Dijo entonces Estragón:
– Voy a decirle a Morgana que el caballero irisado ha llegado al castillo.
– No -respondió Nimué-. Deja eso de mi mano. Indícame tan sólo el modo de llegar a sus aposentos, porque estoy muy interesada en su reacción y me gustaría ver a Morgana a solas.
Estragón condujo entonces con mucho sigilo a Nimué hasta la puerta del aposento principal de Morgana y allí se despidió de ella, quedándose, no obstante, muy cerca, para no perderse el desarrollo de la escena.
XXI
Estaba Morgana inclinada sobre el escritorio, poniendo orden en unos pergaminos y haciendo algunas anotaciones, porque era muy dada a fijar en frases sus pensamientos para luego rememorarlos y compararlos con los nuevos, cuando escuchó unos golpes en la puerta, que le parecieron demasiado suaves para ser los de Estragón.
– Pasa -dijo, de todos modos, sin darle más vueltas, porque ya estaba cansada de aquel difícil ejercicio.
Volvió la cabeza y cuál no sería su sorpresa al ver al caballero irisado en la puerta misma de su habitación, avanzando en seguida hasta ella y cayendo luego a sus pies, todo tan rápido, que no tuvo tiempo de decir palabra.
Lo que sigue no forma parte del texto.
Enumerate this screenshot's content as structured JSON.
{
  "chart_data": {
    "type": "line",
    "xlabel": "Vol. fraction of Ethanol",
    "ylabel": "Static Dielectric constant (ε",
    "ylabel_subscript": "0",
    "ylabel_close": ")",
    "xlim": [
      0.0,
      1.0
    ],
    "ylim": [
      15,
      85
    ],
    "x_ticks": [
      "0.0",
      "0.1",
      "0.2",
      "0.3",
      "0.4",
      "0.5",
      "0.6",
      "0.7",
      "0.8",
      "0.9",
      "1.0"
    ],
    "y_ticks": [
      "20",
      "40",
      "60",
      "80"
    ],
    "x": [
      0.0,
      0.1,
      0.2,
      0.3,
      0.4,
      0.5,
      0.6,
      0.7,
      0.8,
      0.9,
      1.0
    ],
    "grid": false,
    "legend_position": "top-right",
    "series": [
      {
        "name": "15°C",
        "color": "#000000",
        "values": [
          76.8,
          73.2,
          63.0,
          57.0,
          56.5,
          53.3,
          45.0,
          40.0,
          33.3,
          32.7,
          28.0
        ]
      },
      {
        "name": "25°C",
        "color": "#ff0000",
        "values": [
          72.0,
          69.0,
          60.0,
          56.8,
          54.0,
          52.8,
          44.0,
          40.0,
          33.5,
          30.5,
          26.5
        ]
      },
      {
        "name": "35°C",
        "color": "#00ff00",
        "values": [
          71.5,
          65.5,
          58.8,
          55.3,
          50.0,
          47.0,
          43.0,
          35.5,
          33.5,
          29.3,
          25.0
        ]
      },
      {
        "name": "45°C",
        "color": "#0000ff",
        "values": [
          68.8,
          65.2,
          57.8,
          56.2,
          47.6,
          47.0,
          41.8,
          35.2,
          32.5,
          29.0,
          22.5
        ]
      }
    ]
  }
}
El hecho era insólito, pero a Morgana le horrorizaba la monotonía, y la audacia del caballero que tenía a sus pies le dio muchos ánimos.
– ¡Ponte en pie, caballero irisado, y muéstrame el rostro! -dijo, enérgica, Morgana-. Tendrás que explicarme muy bien este atrevimiento.
El caballero irisado, entonces, se enderezó y se despojó del yelmo, dejando al descubierto un rostro bellísimo enmarcado por una abundante y brillantísima mata de pelo cuyas tonalidades también tenían, del mismo modo que toda la armadura, reflejos iridiscentes.
– Hermoso rostro tienes, caballero -dijo Morgana-. Algo me dice que no es la primera vez que lo veo, aunque, de haber sido así, me extrañaría que lo hubiera olvidado. Pero ahora aclárame cómo has llegado hasta mi habitación.
– He entrado al castillo por la puerta principal -repuso el caballero irisado-, he dejado mi caballo en el abrevadero del patío, he atravesado luego la puerta más grande que encontré después de recorrer la galería del patio, subí las escaleras, recorrí el pasillo y llamé a esta puerta, que también me pareció la más principal. Como verás, señora -terminó, inclinando graciosamente la cabeza, lo que conmovió a Morgana-, ha sido de lo más sencillo.
– Ya lo veo -dijo Morgana, pensativa-. Y, ¿no encontraste a tu paso a ningún guardián, a nadie que te preguntara adonde te dirigías?
– En absoluto -respondió muy serio el caballero irisado-. Tanto es así, que he llegado a pensar que el castillo estaba vacío, y me extrañaba, porque el olor indicaba que sí había gente. Un castillo abandonado no huele a comida y a terciopelo, sino a hierba húmeda y cenizas.